Afgelopen week zat ik een paar dagen niet zo lekker in mijn vel. Waar kinderen me op zulke momenten vaak juist in de weg zitten en ik ze slecht kan verdragen, is een hond een uitkomst. Altijd blij, zeurt niet aan je hoofd en fantastisch knuffelmateriaal. Dat helpt. Echt. Onvoorwaardelijke liefde en intense vriendschap. Precies waar ik behoefte aan had op dat moment.

Oh ja, vorige week zijn Spike en ik ook gestart met de puppycursus, maar daarover binnenkort meer. Eerst even wat materiaal verzamelen 😉

Gezinsuitbreiding…

Spikey

Jarenlang bestond hij al, de wens tot gezinsuitbreiding. Allerlei argumenten hielden het jaar na jaar tegen: te druk, te weinig thuis, kinderen nog te klein. Toch bleef het knagen.

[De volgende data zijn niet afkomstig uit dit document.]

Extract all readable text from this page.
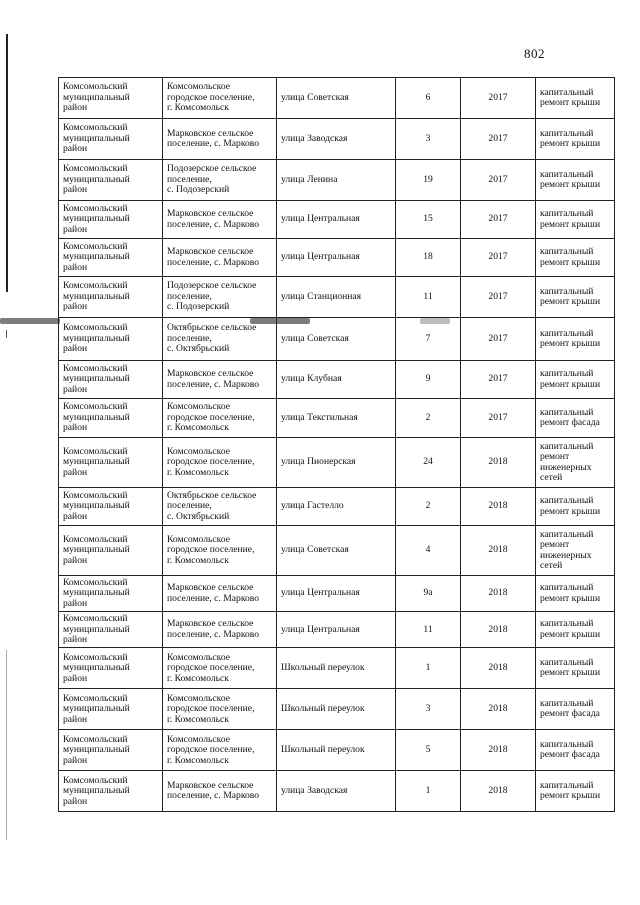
802
Комсомольский
муниципальный
район	Комсомольское
городское поселение,
г. Комсомольск	улица Советская	6	2017	капитальный
ремонт крыши
Комсомольский
муниципальный
район	Марковское сельское
поселение, с. Марково	улица Заводская	3	2017	капитальный
ремонт крыши
Комсомольский
муниципальный
район	Подозерское сельское
поселение,
с. Подозерский	улица Ленина	19	2017	капитальный
ремонт крыши
Комсомольский
муниципальный
район	Марковское сельское
поселение, с. Марково	улица Центральная	15	2017	капитальный
ремонт крыши
Комсомольский
муниципальный
район	Марковское сельское
поселение, с. Марково	улица Центральная	18	2017	капитальный
ремонт крыши
Комсомольский
муниципальный
район	Подозерское сельское
поселение,
с. Подозерский	улица Станционная	11	2017	капитальный
ремонт крыши
Комсомольский
муниципальный
район	Октябрьское сельское
поселение,
с. Октябрьский	улица Советская	7	2017	капитальный
ремонт крыши
Комсомольский
муниципальный
район	Марковское сельское
поселение, с. Марково	улица Клубная	9	2017	капитальный
ремонт крыши
Комсомольский
муниципальный
район	Комсомольское
городское поселение,
г. Комсомольск	улица Текстильная	2	2017	капитальный
ремонт фасада
Комсомольский
муниципальный
район	Комсомольское
городское поселение,
г. Комсомольск	улица Пионерская	24	2018	капитальный
ремонт
инженерных
сетей
Комсомольский
муниципальный
район	Октябрьское сельское
поселение,
с. Октябрьский	улица Гастелло	2	2018	капитальный
ремонт крыши
Комсомольский
муниципальный
район	Комсомольское
городское поселение,
г. Комсомольск	улица Советская	4	2018	капитальный
ремонт
инженерных
сетей
Комсомольский
муниципальный
район	Марковское сельское
поселение, с. Марково	улица Центральная	9а	2018	капитальный
ремонт крыши
Комсомольский
муниципальный
район	Марковское сельское
поселение, с. Марково	улица Центральная	11	2018	капитальный
ремонт крыши
Комсомольский
муниципальный
район	Комсомольское
городское поселение,
г. Комсомольск	Школьный переулок	1	2018	капитальный
ремонт крыши
Комсомольский
муниципальный
район	Комсомольское
городское поселение,
г. Комсомольск	Школьный переулок	3	2018	капитальный
ремонт фасада
Комсомольский
муниципальный
район	Комсомольское
городское поселение,
г. Комсомольск	Школьный переулок	5	2018	капитальный
ремонт фасада
Комсомольский
муниципальный
район	Марковское сельское
поселение, с. Марково	улица Заводская	1	2018	капитальный
ремонт крыши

Toen ik nog in Amsterdam werkte was er in die organisatie op enig moment sprake van grote bezuinigingen. Ook ik zou mijn baan kunnen verliezen. Mijn plan was destijds om dan minimaal een half jaar niet te werken, zodat de wens in vervulling zou kunnen gaan. Maar, ik hield mijn baan. Het plan ging de koelkast weer in. Tot ik afgelopen najaar opeens bij diezelfde baan ontslag nam. Vrij snel deed ik de spreekwoordelijke koelkast open en trok het plan er in een ruk uit: we gingen een hond nemen!

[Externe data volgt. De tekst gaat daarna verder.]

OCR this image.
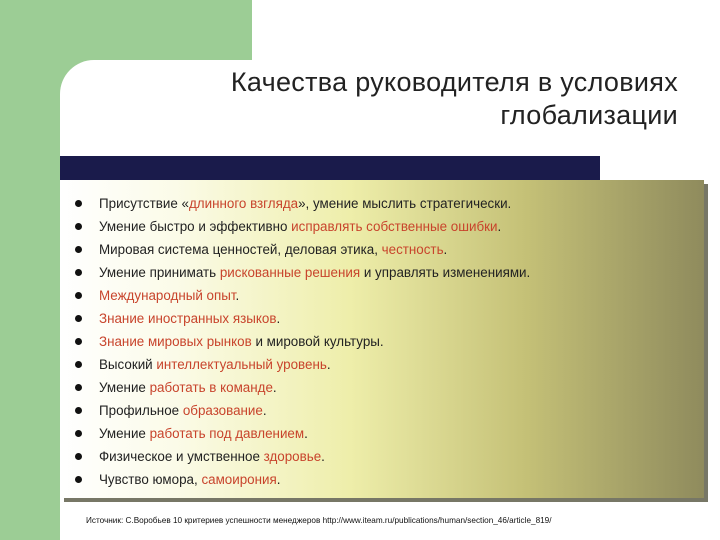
Качества руководителя в условиях
глобализации
Присутствие «длинного взгляда», умение мыслить стратегически.
Умение быстро и эффективно исправлять собственные ошибки.
Мировая система ценностей, деловая этика, честность.
Умение принимать рискованные решения и управлять изменениями.
Международный опыт.
Знание иностранных языков.
Знание мировых рынков и мировой культуры.
Высокий интеллектуальный уровень.
Умение работать в команде.
Профильное образование.
Умение работать под давлением.
Физическое и умственное здоровье.
Чувство юмора, самоирония.
Источник: С.Воробьев 10 критериев успешности менеджеров http://www.iteam.ru/publications/human/section_46/article_819/
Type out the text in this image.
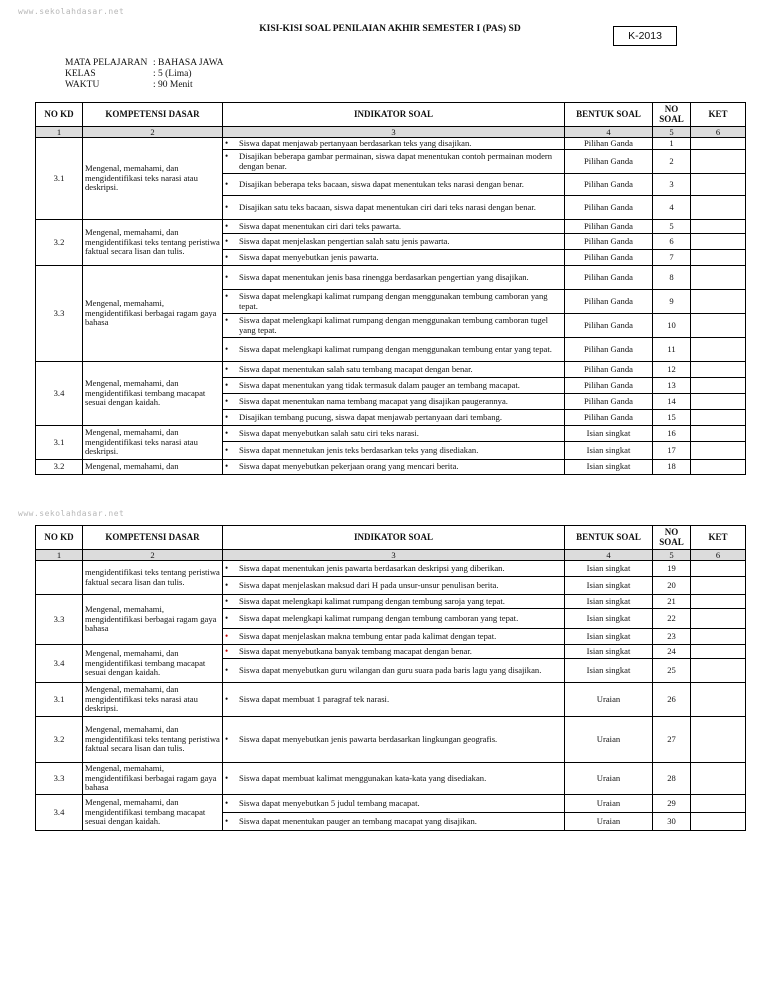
www.sekolahdasar.net
KISI-KISI SOAL PENILAIAN AKHIR SEMESTER I (PAS) SD
K-2013
MATA PELAJARAN : BAHASA JAWA
KELAS	: 5 (Lima)
WAKTU	: 90 Menit
NO KD	KOMPETENSI DASAR	INDIKATOR SOAL	BENTUK SOAL	NO SOAL	KET
1	2	3	4	5	6
3.1	Mengenal, memahami, dan mengidentifikasi teks narasi atau deskripsi.	• Siswa dapat menjawab pertanyaan berdasarkan teks yang disajikan.	Pilihan Ganda	1	

		• Disajikan beberapa gambar permainan, siswa dapat menentukan contoh permainan modern dengan benar.	Pilihan Ganda	2	

		• Disajikan beberapa teks bacaan, siswa dapat menentukan teks narasi dengan benar.	Pilihan Ganda	3	

		• Disajikan satu teks bacaan, siswa dapat menentukan ciri dari teks narasi dengan benar.	Pilihan Ganda	4	
3.2	Mengenal, memahami, dan mengidentifikasi teks tentang peristiwa faktual secara lisan dan tulis.	• Siswa dapat menentukan ciri dari teks pawarta.	Pilihan Ganda	5	

		• Siswa dapat menjelaskan pengertian salah satu jenis pawarta.	Pilihan Ganda	6	

		• Siswa dapat menyebutkan jenis pawarta.	Pilihan Ganda	7	
3.3	Mengenal, memahami, mengidentifikasi berbagai ragam gaya bahasa	• Siswa dapat menentukan jenis basa rinengga berdasarkan pengertian yang disajikan.	Pilihan Ganda	8	

		• Siswa dapat melengkapi kalimat rumpang dengan menggunakan tembung camboran yang tepat.	Pilihan Ganda	9	

		• Siswa dapat melengkapi kalimat rumpang dengan menggunakan tembung camboran tugel yang tepat.	Pilihan Ganda	10	

		• Siswa dapat melengkapi kalimat rumpang dengan menggunakan tembung entar yang tepat.	Pilihan Ganda	11	
3.4	Mengenal, memahami, dan mengidentifikasi tembang macapat sesuai dengan kaidah.	• Siswa dapat menentukan salah satu tembang macapat dengan benar.	Pilihan Ganda	12	

		• Siswa dapat menentukan yang tidak termasuk dalam pauger an tembang macapat.	Pilihan Ganda	13	

		• Siswa dapat menentukan nama tembang macapat yang disajikan paugerannya.	Pilihan Ganda	14	

		• Disajikan tembang pucung, siswa dapat menjawab pertanyaan dari tembang.	Pilihan Ganda	15	
3.1	Mengenal, memahami, dan mengidentifikasi teks narasi atau deskripsi.	• Siswa dapat menyebutkan salah satu ciri teks narasi.	Isian singkat	16	

		• Siswa dapat mennetukan jenis teks berdasarkan teks yang disediakan.	Isian singkat	17	
3.2	Mengenal, memahami, dan	• Siswa dapat menyebutkan pekerjaan orang yang mencari berita.	Isian singkat	18	
www.sekolahdasar.net
NO KD	KOMPETENSI DASAR	INDIKATOR SOAL	BENTUK SOAL	NO SOAL	KET
1	2	3	4	5	6
	mengidentifikasi teks tentang peristiwa faktual secara lisan dan tulis.	• Siswa dapat menentukan jenis pawarta berdasarkan deskripsi yang diberikan.	Isian singkat	19	

		• Siswa dapat menjelaskan maksud dari H pada unsur-unsur penulisan berita.	Isian singkat	20	
3.3	Mengenal, memahami, mengidentifikasi berbagai ragam gaya bahasa	• Siswa dapat melengkapi kalimat rumpang dengan tembung saroja yang tepat.	Isian singkat	21	

		• Siswa dapat melengkapi kalimat rumpang dengan tembung camboran yang tepat.	Isian singkat	22	

		• Siswa dapat menjelaskan makna tembung entar pada kalimat dengan tepat.	Isian singkat	23	
3.4	Mengenal, memahami, dan mengidentifikasi tembang macapat sesuai dengan kaidah.	• Siswa dapat menyebutkana banyak tembang macapat dengan benar.	Isian singkat	24	

		• Siswa dapat menyebutkan guru wilangan dan guru suara pada baris lagu yang disajikan.	Isian singkat	25	
3.1	Mengenal, memahami, dan mengidentifikasi teks narasi atau deskripsi.	• Siswa dapat membuat 1 paragraf tek narasi.	Uraian	26	
3.2	Mengenal, memahami, dan mengidentifikasi teks tentang peristiwa faktual secara lisan dan tulis.	• Siswa dapat menyebutkan jenis pawarta berdasarkan lingkungan geografis.	Uraian	27	
3.3	Mengenal, memahami, mengidentifikasi berbagai ragam gaya bahasa	• Siswa dapat membuat kalimat menggunakan kata-kata yang disediakan.	Uraian	28	
3.4	Mengenal, memahami, dan mengidentifikasi tembang macapat sesuai dengan kaidah.	• Siswa dapat menyebutkan 5 judul tembang macapat.	Uraian	29	

		• Siswa dapat menentukan pauger an tembang macapat yang disajikan.	Uraian	30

Een border terriër moest het worden, daar waren we het als gezin vrij snel over eens. Sterk ras, leuke maat en een pittig karakter. Lekker eigenwijs, dat past goed bij ons gezin. Via de Nederlandse Border Terriër Vereniging kreeg ik beschikking over een lijst met fokkers die nestjes verwachtten. Van anderen had ik al begrepen dat je je bij meerdere fokkers moet inschrijven, omdat overal wachtlijsten zijn. Daarbij komt nog dat bijna elke fokker een soort kruisverhoor afneemt om te checken of je wel een geschikt adres bent voor een puppy. Op zich begrijpelijk, maar je bent dus binnen de kortste keren een soort reclamefolder over je gezin aan het maken. Vervolgens kun je alleen maar hopen dat de andere partij vertrouwen heeft in de marketing van je gezin.

Daarna begint het wachten. We wilden eind april, begin mei graag een hondje, omdat dat qua weer makkelijk is met zindelijk maken en omdat de opvoeding dan een beetje gelukt is voordat we op zomervakantie gaan. Anders dan bij het krijgen van een kind, laat dit zich redelijk plannen. Wordt er een pup aangeboden in een periode dat het jou niet uitkomt, dan bedank je vriendelijk en wacht je op het volgende aanbod.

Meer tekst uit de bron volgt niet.